A moan, louder than those on the path, vibrates the trunk of the tree, and I look to where it’s coming from. Inside the tree is a face through an opening just large enough to see the pained features of another sandman.
Anger spreads through me and tingles the tips of my fingers. I pin the dwarf with immediate blame. “What are you doing to him?”
“It is all right, little dragon,” Sandy cautions. “Nally is simply tending to the infant’s needs.”
“Infant?” Dyson says with a scientific inquisitorial tone. “He looks full grown to me. Do they not go through the typical human infant growths?”
Bristling to Dyson’s indifference, I head to the hole in the trunk and peer at the man inside. Upon exhale, my breath fans the sandman’s face. His wrinkled eyelids soften like my presence soothes his agony, and the rigid muscles in his cheek smooth.
“But he’s in pain,” I whisper, reaching inside and touching the sandman’s cheek.
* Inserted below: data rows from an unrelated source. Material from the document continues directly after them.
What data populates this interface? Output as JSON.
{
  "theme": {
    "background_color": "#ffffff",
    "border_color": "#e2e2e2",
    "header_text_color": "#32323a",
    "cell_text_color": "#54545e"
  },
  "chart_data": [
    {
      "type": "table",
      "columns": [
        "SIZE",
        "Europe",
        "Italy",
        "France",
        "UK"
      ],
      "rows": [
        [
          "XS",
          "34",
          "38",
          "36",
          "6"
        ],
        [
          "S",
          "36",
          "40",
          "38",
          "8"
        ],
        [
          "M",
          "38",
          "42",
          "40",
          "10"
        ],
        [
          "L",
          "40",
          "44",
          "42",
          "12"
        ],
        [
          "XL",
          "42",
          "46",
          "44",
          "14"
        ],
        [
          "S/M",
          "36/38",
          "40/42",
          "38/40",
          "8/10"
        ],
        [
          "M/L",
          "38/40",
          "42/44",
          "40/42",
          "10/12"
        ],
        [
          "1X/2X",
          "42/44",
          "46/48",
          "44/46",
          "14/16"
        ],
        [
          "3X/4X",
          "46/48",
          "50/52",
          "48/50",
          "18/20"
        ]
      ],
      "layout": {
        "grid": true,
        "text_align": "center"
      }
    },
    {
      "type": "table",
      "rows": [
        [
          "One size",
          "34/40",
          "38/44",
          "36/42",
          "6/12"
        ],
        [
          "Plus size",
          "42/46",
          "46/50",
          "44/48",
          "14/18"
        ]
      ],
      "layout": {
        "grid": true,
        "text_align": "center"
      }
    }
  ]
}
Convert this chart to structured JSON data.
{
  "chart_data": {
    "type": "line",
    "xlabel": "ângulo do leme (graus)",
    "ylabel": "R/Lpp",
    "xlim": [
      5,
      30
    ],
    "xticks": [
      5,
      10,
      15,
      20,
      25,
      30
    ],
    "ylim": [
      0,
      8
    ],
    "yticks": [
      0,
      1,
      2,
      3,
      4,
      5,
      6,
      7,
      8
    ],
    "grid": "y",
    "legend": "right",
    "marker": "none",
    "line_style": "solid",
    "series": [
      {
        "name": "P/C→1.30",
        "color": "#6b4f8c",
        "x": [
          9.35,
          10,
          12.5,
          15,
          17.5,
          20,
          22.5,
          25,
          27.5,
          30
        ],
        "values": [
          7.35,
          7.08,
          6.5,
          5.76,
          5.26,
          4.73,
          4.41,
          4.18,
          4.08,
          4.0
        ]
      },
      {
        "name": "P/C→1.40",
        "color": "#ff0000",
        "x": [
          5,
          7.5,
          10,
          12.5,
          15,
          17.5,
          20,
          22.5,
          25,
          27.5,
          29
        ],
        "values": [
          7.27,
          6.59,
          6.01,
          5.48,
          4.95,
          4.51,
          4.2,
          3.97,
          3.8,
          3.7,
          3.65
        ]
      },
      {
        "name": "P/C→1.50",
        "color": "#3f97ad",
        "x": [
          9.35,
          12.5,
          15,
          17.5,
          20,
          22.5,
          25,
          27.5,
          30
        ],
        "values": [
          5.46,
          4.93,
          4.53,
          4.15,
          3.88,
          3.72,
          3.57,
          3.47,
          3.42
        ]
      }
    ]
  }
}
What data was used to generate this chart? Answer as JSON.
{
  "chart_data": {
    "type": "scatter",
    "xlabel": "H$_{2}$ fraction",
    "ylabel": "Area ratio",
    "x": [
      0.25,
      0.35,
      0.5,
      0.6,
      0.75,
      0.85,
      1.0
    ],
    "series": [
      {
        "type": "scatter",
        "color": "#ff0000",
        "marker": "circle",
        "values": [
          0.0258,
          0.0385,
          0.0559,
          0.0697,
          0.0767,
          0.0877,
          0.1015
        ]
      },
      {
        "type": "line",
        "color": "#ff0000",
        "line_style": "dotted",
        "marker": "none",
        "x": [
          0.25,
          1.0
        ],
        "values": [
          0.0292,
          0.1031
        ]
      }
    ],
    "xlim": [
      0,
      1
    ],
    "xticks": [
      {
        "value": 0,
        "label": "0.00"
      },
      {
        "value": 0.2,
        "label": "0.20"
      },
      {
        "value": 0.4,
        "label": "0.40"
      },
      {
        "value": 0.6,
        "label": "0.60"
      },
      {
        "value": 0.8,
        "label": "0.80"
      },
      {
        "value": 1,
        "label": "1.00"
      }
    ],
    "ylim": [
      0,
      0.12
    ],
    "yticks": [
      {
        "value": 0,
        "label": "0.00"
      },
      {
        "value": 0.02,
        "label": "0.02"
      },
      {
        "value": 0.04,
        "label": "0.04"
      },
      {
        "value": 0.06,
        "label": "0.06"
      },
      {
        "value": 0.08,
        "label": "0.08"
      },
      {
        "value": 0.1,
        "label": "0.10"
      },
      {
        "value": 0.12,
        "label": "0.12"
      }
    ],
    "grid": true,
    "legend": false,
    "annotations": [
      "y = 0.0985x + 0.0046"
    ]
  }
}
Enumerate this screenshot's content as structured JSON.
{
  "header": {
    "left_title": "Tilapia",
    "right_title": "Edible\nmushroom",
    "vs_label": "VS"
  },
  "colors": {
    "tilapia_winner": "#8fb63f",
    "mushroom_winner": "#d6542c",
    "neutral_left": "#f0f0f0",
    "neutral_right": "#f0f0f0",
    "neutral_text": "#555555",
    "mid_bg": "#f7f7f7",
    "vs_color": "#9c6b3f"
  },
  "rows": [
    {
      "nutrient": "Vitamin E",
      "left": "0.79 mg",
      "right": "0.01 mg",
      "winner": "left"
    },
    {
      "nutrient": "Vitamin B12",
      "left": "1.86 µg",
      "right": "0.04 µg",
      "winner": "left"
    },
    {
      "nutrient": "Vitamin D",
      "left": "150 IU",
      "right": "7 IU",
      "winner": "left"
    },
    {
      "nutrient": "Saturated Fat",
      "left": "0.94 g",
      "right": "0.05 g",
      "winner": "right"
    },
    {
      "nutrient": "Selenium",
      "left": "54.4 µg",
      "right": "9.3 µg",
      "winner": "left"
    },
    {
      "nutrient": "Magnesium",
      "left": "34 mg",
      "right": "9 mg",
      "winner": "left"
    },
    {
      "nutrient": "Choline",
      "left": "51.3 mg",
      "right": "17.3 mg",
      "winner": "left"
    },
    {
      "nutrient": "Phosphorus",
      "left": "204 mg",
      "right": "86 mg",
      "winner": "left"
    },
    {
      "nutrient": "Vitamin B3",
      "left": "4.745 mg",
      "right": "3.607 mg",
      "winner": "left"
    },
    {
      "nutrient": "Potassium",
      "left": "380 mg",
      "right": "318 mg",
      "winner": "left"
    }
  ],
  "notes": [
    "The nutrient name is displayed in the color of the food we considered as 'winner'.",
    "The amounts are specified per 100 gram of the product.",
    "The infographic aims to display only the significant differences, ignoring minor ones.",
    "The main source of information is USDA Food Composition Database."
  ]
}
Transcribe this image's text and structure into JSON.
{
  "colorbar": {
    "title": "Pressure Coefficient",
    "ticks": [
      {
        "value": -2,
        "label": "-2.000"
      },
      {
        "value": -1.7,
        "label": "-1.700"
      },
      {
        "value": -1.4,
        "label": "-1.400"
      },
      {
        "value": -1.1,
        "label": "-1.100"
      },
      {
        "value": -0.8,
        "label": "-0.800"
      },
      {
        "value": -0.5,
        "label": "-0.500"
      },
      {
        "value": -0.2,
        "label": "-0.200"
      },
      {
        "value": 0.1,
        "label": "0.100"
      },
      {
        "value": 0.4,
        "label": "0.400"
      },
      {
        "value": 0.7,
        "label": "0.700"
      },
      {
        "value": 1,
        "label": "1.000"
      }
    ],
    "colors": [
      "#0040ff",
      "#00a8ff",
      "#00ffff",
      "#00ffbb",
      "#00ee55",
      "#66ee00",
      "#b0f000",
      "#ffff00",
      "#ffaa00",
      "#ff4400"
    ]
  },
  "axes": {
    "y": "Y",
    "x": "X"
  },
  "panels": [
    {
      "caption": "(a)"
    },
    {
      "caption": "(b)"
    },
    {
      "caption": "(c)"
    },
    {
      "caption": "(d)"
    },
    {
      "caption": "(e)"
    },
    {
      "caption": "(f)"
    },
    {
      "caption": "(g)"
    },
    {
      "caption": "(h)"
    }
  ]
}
“Yes,” Nally answers simply, rushing over with a hobbling shuffle and batting my hand away. The slap stings, and I rub the tender skin. “He is growing. It is how it’s done here.”
Dyson snakes forward and gapes at the trunk. “This tree is made of inferaze.”
Sandy’s earlier words bring light to my tangled emotions. The inferaze creates sandmen, he had said. It’s cruel, though, and less magical than I had pictured. No one should be born or created with pain.
Nally keeps his hand up, prepared to whack mine away again if I dare to think of touching the sandman once more.
“Yes,” Nally snaps bitterly to Dyson. “What are you doing here, sandman? I’ve heard the rumors. You’re dead.”
“I was, my friend” Sandy admits, strolling slowly to Nally. He holds out his arms, and Nally peers at him with an underlying wariness.